Some pathologic studies in the past have shown that the pathology of both types of infarct is identical, whereas Phibbs et al. (30) suggested that there is no meaningful pathophysiological distinction between STEMI and NSTEMI. In contrast, Furman et al. (19) suggested distinctive pathophysiologic differences between the two entities because of risk factor changes during the study period.
This study confirms previous reports that calcified plaque and intermediate or negative remodeling are more common in older patients (3133). Usually, these findings were in stable plaques. However, Gyongyosi et al. (34) have shown that older age is a predictor for constrictive remodeling in patients with unstable angina. It has also been reported that plaque erosion causes thrombus formation and MI and that plaque erosion is associated with negative remodeling (3335). The lack of ruptured plaque and the dysfunction endothelial caused by the reduced endothelial progenitor cells and the higher homocysteine levels with aging supposes that the plaque erosion may be the main causal mechanism of MI (i.e., NSTEMI) in octogenarians (16,17,36,37). Recently, Hayashi et al. (38) have reported by IVUS and angioscopy in acute MI that patients with plaque erosion have more previous preinfarction angina, less Q-wave MI, and smaller infarction compared with patients with ruptured plaque. The investigators suggested that eroded plaques have less potent thrombogenicity than do ruptured plaques.

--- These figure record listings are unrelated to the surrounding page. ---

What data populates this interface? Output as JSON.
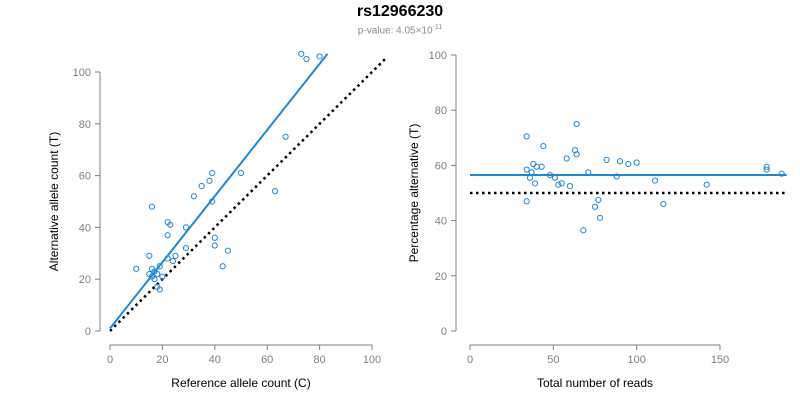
{
  "header": {
    "title": "rs12966230",
    "subtitle_prefix": "p-value: 4.05×10",
    "subtitle_exponent": "-11"
  },
  "colors": {
    "points": "#1f88d6",
    "fit_line": "#1f88d6",
    "reference_line": "#000000",
    "axis": "#7f7f7f",
    "tick_text": "#7f7f7f",
    "label_text": "#000000"
  },
  "chart_data": [
    {
      "type": "scatter",
      "title": "",
      "xlabel": "Reference allele count (C)",
      "ylabel": "Alternative allele count (T)",
      "xlim": [
        0,
        100
      ],
      "ylim": [
        0,
        100
      ],
      "x_ticks": [
        0,
        20,
        40,
        60,
        80,
        100
      ],
      "y_ticks": [
        0,
        20,
        40,
        60,
        80,
        100
      ],
      "grid": false,
      "points": [
        {
          "x": 73,
          "y": 107
        },
        {
          "x": 75,
          "y": 105
        },
        {
          "x": 80,
          "y": 106
        },
        {
          "x": 67,
          "y": 75
        },
        {
          "x": 39,
          "y": 61
        },
        {
          "x": 50,
          "y": 61
        },
        {
          "x": 38,
          "y": 58
        },
        {
          "x": 35,
          "y": 56
        },
        {
          "x": 32,
          "y": 52
        },
        {
          "x": 63,
          "y": 54
        },
        {
          "x": 39,
          "y": 50
        },
        {
          "x": 16,
          "y": 48
        },
        {
          "x": 22,
          "y": 42
        },
        {
          "x": 23,
          "y": 41
        },
        {
          "x": 29,
          "y": 40
        },
        {
          "x": 22,
          "y": 37
        },
        {
          "x": 40,
          "y": 36
        },
        {
          "x": 40,
          "y": 33
        },
        {
          "x": 29,
          "y": 32
        },
        {
          "x": 45,
          "y": 31
        },
        {
          "x": 15,
          "y": 29
        },
        {
          "x": 25,
          "y": 29
        },
        {
          "x": 22,
          "y": 28
        },
        {
          "x": 24,
          "y": 27
        },
        {
          "x": 10,
          "y": 24
        },
        {
          "x": 16,
          "y": 24
        },
        {
          "x": 19,
          "y": 25
        },
        {
          "x": 17,
          "y": 23
        },
        {
          "x": 15,
          "y": 22
        },
        {
          "x": 18,
          "y": 22
        },
        {
          "x": 43,
          "y": 25
        },
        {
          "x": 16,
          "y": 21
        },
        {
          "x": 20,
          "y": 21
        },
        {
          "x": 17,
          "y": 20
        },
        {
          "x": 18,
          "y": 17
        },
        {
          "x": 19,
          "y": 16
        }
      ],
      "fit_line": {
        "x": [
          0,
          83
        ],
        "y": [
          1,
          107
        ]
      },
      "reference_line": {
        "x": [
          0,
          105
        ],
        "y": [
          0,
          105
        ]
      }
    },
    {
      "type": "scatter",
      "title": "",
      "xlabel": "Total number of reads",
      "ylabel": "Percentage alternative (T)",
      "xlim": [
        0,
        180
      ],
      "ylim": [
        0,
        100
      ],
      "x_ticks": [
        0,
        50,
        100,
        150
      ],
      "y_ticks": [
        0,
        20,
        40,
        60,
        80,
        100
      ],
      "grid": false,
      "points": [
        {
          "x": 34,
          "y": 70.5
        },
        {
          "x": 64,
          "y": 75
        },
        {
          "x": 44,
          "y": 67
        },
        {
          "x": 63,
          "y": 65.5
        },
        {
          "x": 64,
          "y": 64
        },
        {
          "x": 58,
          "y": 62.5
        },
        {
          "x": 82,
          "y": 62
        },
        {
          "x": 90,
          "y": 61.5
        },
        {
          "x": 95,
          "y": 60.5
        },
        {
          "x": 100,
          "y": 61
        },
        {
          "x": 38,
          "y": 60.5
        },
        {
          "x": 40,
          "y": 59.5
        },
        {
          "x": 43,
          "y": 59.5
        },
        {
          "x": 34,
          "y": 58.5
        },
        {
          "x": 37,
          "y": 57.5
        },
        {
          "x": 36,
          "y": 55.5
        },
        {
          "x": 48,
          "y": 56.5
        },
        {
          "x": 51,
          "y": 55.5
        },
        {
          "x": 71,
          "y": 57.5
        },
        {
          "x": 88,
          "y": 56
        },
        {
          "x": 111,
          "y": 54.5
        },
        {
          "x": 53,
          "y": 53
        },
        {
          "x": 39,
          "y": 53.5
        },
        {
          "x": 55,
          "y": 53.5
        },
        {
          "x": 60,
          "y": 52.5
        },
        {
          "x": 142,
          "y": 53
        },
        {
          "x": 77,
          "y": 47.5
        },
        {
          "x": 75,
          "y": 45
        },
        {
          "x": 34,
          "y": 47
        },
        {
          "x": 116,
          "y": 46
        },
        {
          "x": 78,
          "y": 41
        },
        {
          "x": 68,
          "y": 36.5
        },
        {
          "x": 178,
          "y": 59.5
        },
        {
          "x": 178,
          "y": 58.5
        },
        {
          "x": 187,
          "y": 57
        }
      ],
      "fit_line": {
        "x": [
          0,
          190
        ],
        "y": [
          56.5,
          56.5
        ]
      },
      "reference_line": {
        "x": [
          0,
          190
        ],
        "y": [
          50,
          50
        ]
      }
    }
  ]
}
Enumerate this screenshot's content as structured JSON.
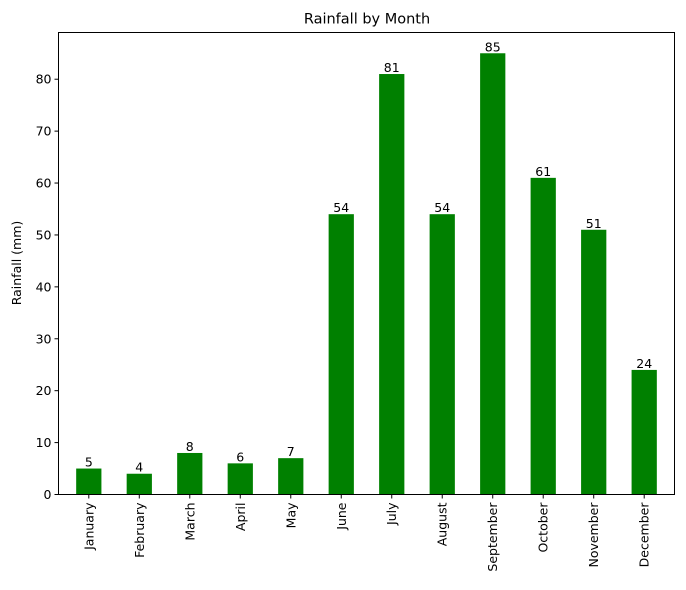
{
  "chart_data": {
    "type": "bar",
    "title": "Rainfall by Month",
    "xlabel": "",
    "ylabel": "Rainfall (mm)",
    "categories": [
      "January",
      "February",
      "March",
      "April",
      "May",
      "June",
      "July",
      "August",
      "September",
      "October",
      "November",
      "December"
    ],
    "values": [
      5,
      4,
      8,
      6,
      7,
      54,
      81,
      54,
      85,
      61,
      51,
      24
    ],
    "ylim": [
      0,
      89
    ],
    "yticks": [
      0,
      10,
      20,
      30,
      40,
      50,
      60,
      70,
      80
    ],
    "bar_color": "#008000",
    "grid": false,
    "data_labels": true
  }
}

Our study also suggests that calcified plaques are not necessarily synonymous with stable plaque, especially in elderly patients. However, calcified plaques in MI may rupture less often or have smaller prerupture necrotic cores and thrombus formation than larger lipid cores in younger patients, resulting in smaller infarct size (i.e., NSTEMI). The calcified plaques seen in octogenarians have been the result of "old" plaque ruptures that healed, leading to a complex heterogeneic morphology. The different pathophysiologic mechanism of MI in elderly people may in part be caused by the plaque morphology (calcified plaque and negative remodeling), which may explain the higher frequency of NSTEMI.
Study limitations.
This study was retrospective. Because of the requirement for pre-interventional IVUS for inclusion in this study, the number of patients is small and constitutes only a small percentage of patients presenting to our institution with an MI during this time period. Thus, some selection bias cannot be excluded entirely. Finally, the insertion of an IVUS catheter through a tight stenosis could have caused changes in lesion geometry that may have contributed to the findings.
Conclusions.
Negative remodeling and calcified plaques were found in octogenarians culprit MI lesions. Ruptured plaques were rare in this older population. These morphology findings may contribute to the high frequency of NSTEMI in this population. Therefore, the pathophysiologic mechanism of the MI event is probably different in octogenarians compared with younger patients.